この記事では、ER図(Entity-Relationship Diagram)からデータベーススキーマに変換するプロセスについて、詳しく説明します。ER図は、データベース設計の基盤となるものですが、その後どのようにデータベーススキーマに落とし込むかというステップは非常に重要です。ここでは、それぞれの変換ステップとその背後にある考え方、さらには具体的な例を交えて解説します。

目次

ER図とは

ER図(Entity-Relationship Diagram)は、データベースの構造を視覚的に表現するための図です。この図によって、エンティティ、アトリビュート、リレーションシップなどが一目でわかります。

主な要素

  • エンティティ:データベースで管理する対象
  • アトリビュート:エンティティが持つ属性
  • リレーションシップ:エンティティ間の関係

データベーススキーマとは

データベーススキーマは、データベースの構造(テーブル、フィールド、リレーションシップなど)を定義するものです。
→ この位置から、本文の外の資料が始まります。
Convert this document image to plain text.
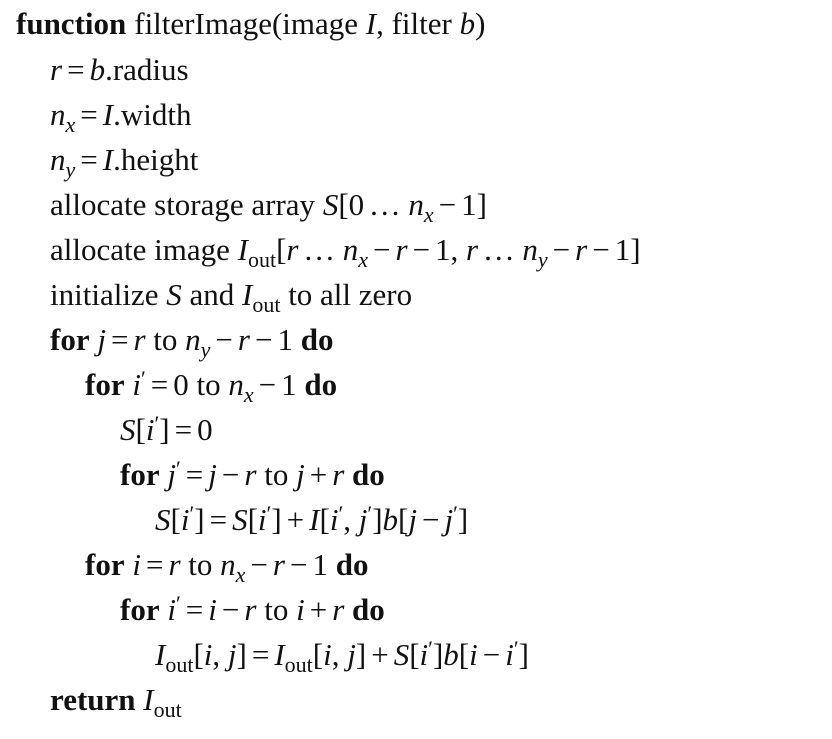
function filterImage(image I, filter b)
r = b.radius
$n_x$ = I.width
$n_y$ = I.height
allocate storage array S[0 ... $n_x - 1$]
allocate image $I_{out}[r$ ... $n_x - r - 1$, r ... $n_y - r - 1$]
initialize S and $I_{out}$ to all zero
for j = r to $n_y - r - 1$ do
for i′ = 0 to $n_x - 1$ do
S[i′] = 0
for j′ = j − r to j + r do
S[i′] = S[i′] + I[i′, j′]b[j − j′]
for i = r to $n_x - r - 1$ do
for i′ = i − r to i + r do
$I_{out}[i$, $j] = I_{out}[i$, j] + S[i′]b[i − i′]
return $I_{out}$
一般にSQLでCREATE TABLE文を用いて定義します。

主な要素

  • テーブル:エンティティに対応するもの
  • フィールド:アトリビュートに対応するもの
  • 外部キー:リレーションシップに対応するもの

ER図からデータベーススキーマへの変換

ER図からデータベーススキーマに変換する際には、いくつかのステップが存在します。

エンティティの変換

最初のステップは、ER図のエンティティをテーブルに変換することです。

ER図のエンティティスキーマのテーブル
顧客Customers
商品Products
エンティティとテーブルの対応例

具体的なSQL例

CREATE TABLE Customers (
  id INT PRIMARY KEY,
  name VARCHAR(50),
  email VARCHAR(50)
);

アトリビュートの変換

次に、エンティティに属する各アトリビュートをフィールドに変換します。

ER図のアトリビュートスキーマのフィールド
顧客名name
商品名product_name
アトリビュートとフィールドの対応例

具体的なSQL例

CREATE TABLE Products (
  id INT PRIMARY KEY,
  product_name VARCHAR(50),
  price INT
);

リレーションシップの変換

ER図に示されたリレーションシップは、外部キーとしてスキーマに反映されます。

ER図のリレーションシップスキーマの外部キー
顧客-注文customer_id
注文-商品product_id
リレーションシップと外部キーの対応例

具体的なSQL例

CREATE TABLE Orders (
  id INT PRIMARY KEY,
  customer_id INT,
  product_id INT,
  FOREIGN KEY (customer_id) REFERENCES Customers(id),
  FOREIGN KEY (product_id) REFERENCES Products(id)
);

まとめ

ER図からデータベーススキーマへの変換は、エンティティ、アトリビュート、リレーションシップそれぞれに対応するテーブル、フィールド、外部キーを作成する過程です。これにより、複雑なデータベース設計もシステマティックに実現できます。具体的なSQLコードを用いた例を交えて説明しましたが、これは一例に過ぎないため、具体的な要件や環境に応じて適切なスキーマ設計が求められます。